“Black Networked Resistance” explores the creative range of Black digital users and their responses to varying forms of oppression, utilizing cultural, communicative, political, and technological threads both on and offline. Raven Maragh-Lloyd demonstrates how Black users strategically rearticulate their responses to oppression in ways that highlight Black publics’ historically rich traditions and reveal the shifting nature of both dominance and resistance, particularly in the digital age.

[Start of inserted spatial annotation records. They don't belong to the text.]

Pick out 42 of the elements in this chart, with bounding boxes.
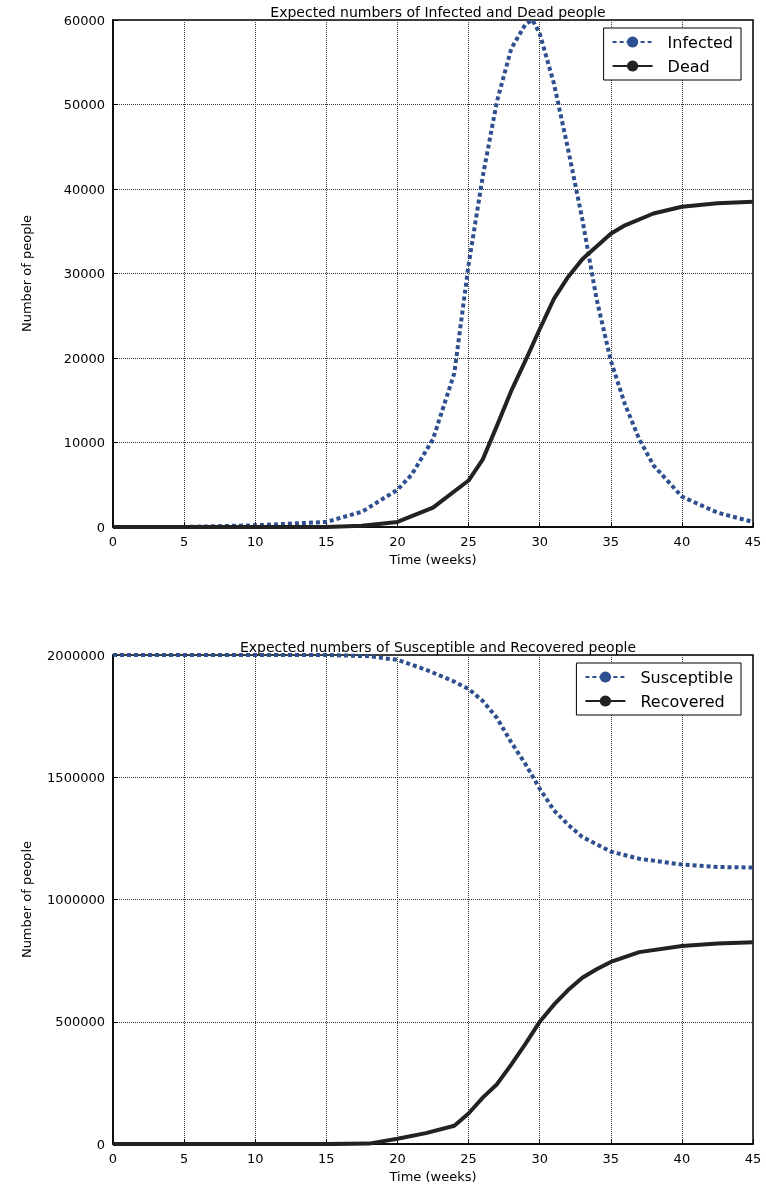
x-tick-label: 45 bbox=[744, 534, 762, 549]
x-tick-label: 25 bbox=[460, 534, 477, 549]
x-tick-label: 35 bbox=[602, 534, 620, 549]
y-tick-label: 0 bbox=[96, 519, 105, 535]
x-tick-label: 45 bbox=[744, 1151, 762, 1167]
y-axis-title: Number of people bbox=[19, 841, 34, 959]
y-axis-title: Number of people bbox=[19, 214, 34, 333]
x-axis-title: Time (weeks) bbox=[388, 1169, 477, 1184]
y-tick-label: 10000 bbox=[63, 435, 105, 450]
x-tick-label: 15 bbox=[318, 534, 335, 549]
y-tick-label: 50000 bbox=[63, 97, 105, 112]
y-tick-label: 1500000 bbox=[47, 769, 105, 785]
x-tick-label: 20 bbox=[389, 1151, 406, 1167]
y-tick-label: 1000000 bbox=[47, 892, 105, 908]
x-tick-label: 5 bbox=[179, 534, 189, 549]
chart-title: Expected numbers of Infected and Dead people bbox=[270, 4, 606, 20]
y-tick-label: 20000 bbox=[63, 350, 105, 366]
y-tick-label: 40000 bbox=[63, 181, 105, 197]
x-tick-label: 30 bbox=[531, 1151, 548, 1167]
legend-label: Recovered bbox=[640, 691, 725, 711]
x-axis-title: Time (weeks) bbox=[388, 551, 477, 567]
legend-label: Susceptible bbox=[640, 667, 733, 687]
y-tick-label: 30000 bbox=[63, 266, 105, 281]
y-tick-label: 0 bbox=[96, 1136, 105, 1152]
y-tick-label: 2000000 bbox=[47, 647, 105, 663]
x-tick-label: 25 bbox=[460, 1151, 477, 1167]
x-tick-label: 0 bbox=[108, 534, 118, 549]
x-tick-label: 15 bbox=[318, 1151, 335, 1167]
x-tick-label: 40 bbox=[673, 534, 691, 549]
legend-label: Dead bbox=[667, 56, 710, 76]
x-tick-label: 30 bbox=[531, 534, 548, 549]
y-tick-label: 500000 bbox=[55, 1014, 105, 1030]
x-tick-label: 40 bbox=[673, 1151, 691, 1167]
x-tick-label: 10 bbox=[246, 1151, 264, 1167]
x-tick-label: 0 bbox=[108, 1151, 118, 1167]
x-tick-label: 35 bbox=[602, 1151, 620, 1167]
chart-title: Expected numbers of Susceptible and Recovered people bbox=[239, 639, 637, 655]
x-tick-label: 5 bbox=[179, 1151, 189, 1167]
y-tick-label: 60000 bbox=[63, 12, 105, 28]
legend-label: Infected bbox=[667, 32, 733, 52]
x-tick-label: 10 bbox=[246, 534, 264, 549]
x-tick-label: 20 bbox=[389, 534, 406, 549]
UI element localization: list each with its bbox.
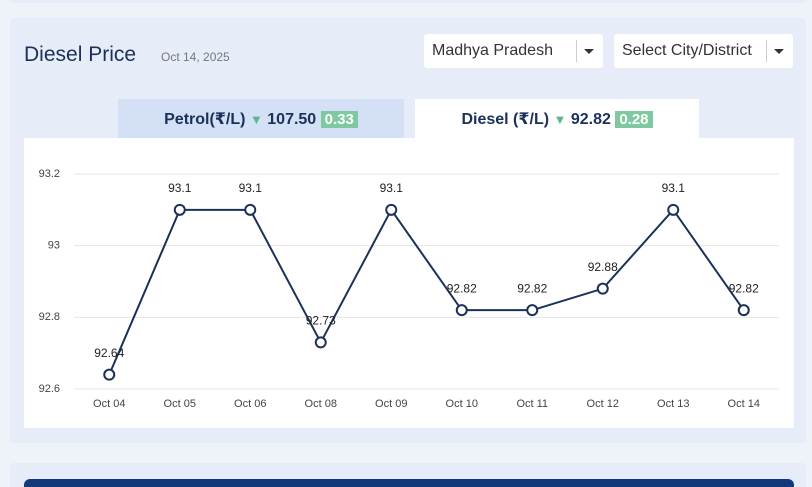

Through case studies and interviews, Maragh-Lloyd reveals the malleable ways resistance can take shape and the ways Black users artfully demonstrate such modifications of resistance through strategies of survival, reprieve and community online. Each chapter grounds itself in a resistance strategy, such as Black humor, care or archiving, to show the ways that Black publics reshape strategies of resistance over time and across media platforms.
Linking singular digital resistance movements while arguing for Black publics as strategic content creators who connect resistance strategies from our past to suit our present needs, “Black Networked Resistance” encourages readers to create and cultivate lasting communities necessary for social and political change by imagining a future of joy, community and agency through their digital media practices.
“With subtle force, ‘Black Networked Resistance’ reminds us of both the need for and the value of rehabilitating, rearticulating and recentering Blackness and Black feminist thought in our conversations about the birth, evolution and future of the digital.”—Charlton McIlwain, professor of media, culture and communication at New York University and author of “Black Software: The Internet and Racial Justice, from the AfroNet to Black Lives Matter”
“‘Black Networked Resistance’ is a unique and timely contribution to a growing treasure trove of scholarship on Black everyday online life. Raven Maragh-Lloyd’s sensitive, insightful, and eminently useful readings demonstrate the nuanced ‘hows’ of networked resistance. The case studies in this book are entirely fresh, as is Maragh-Lloyd’s voice.”—Ralina Joseph, professor of race and communication at the University of Washington, Seattle
“A model of nuanced and historically grounded research. Maragh-Lloyd deftly navigates tensions between resistance and joy in this examination of Black community, care and humor across digital platforms. ‘Black Networked Resistance’ breaks new ground in Black digital studies, positioning Black social media practices in rich historical traditions to reveal the creativity and inventiveness of Black Americans online.”—Sarah Florini, associate professor of film and media studies at Arizona State University
About the Author
Raven Maragh-Lloyd is assistant professor of African and African American Studies and Film and Media Studies, both in Arts in Sciences, at Washington University in St. Louis. Her work has appeared in Communication, Culture & Critique, Television & New Media, and the Journal of Communication Inquiry; and in edited collections such as “Studying Race and Media” and “The Handbook of Diasporas, Media, and Culture.”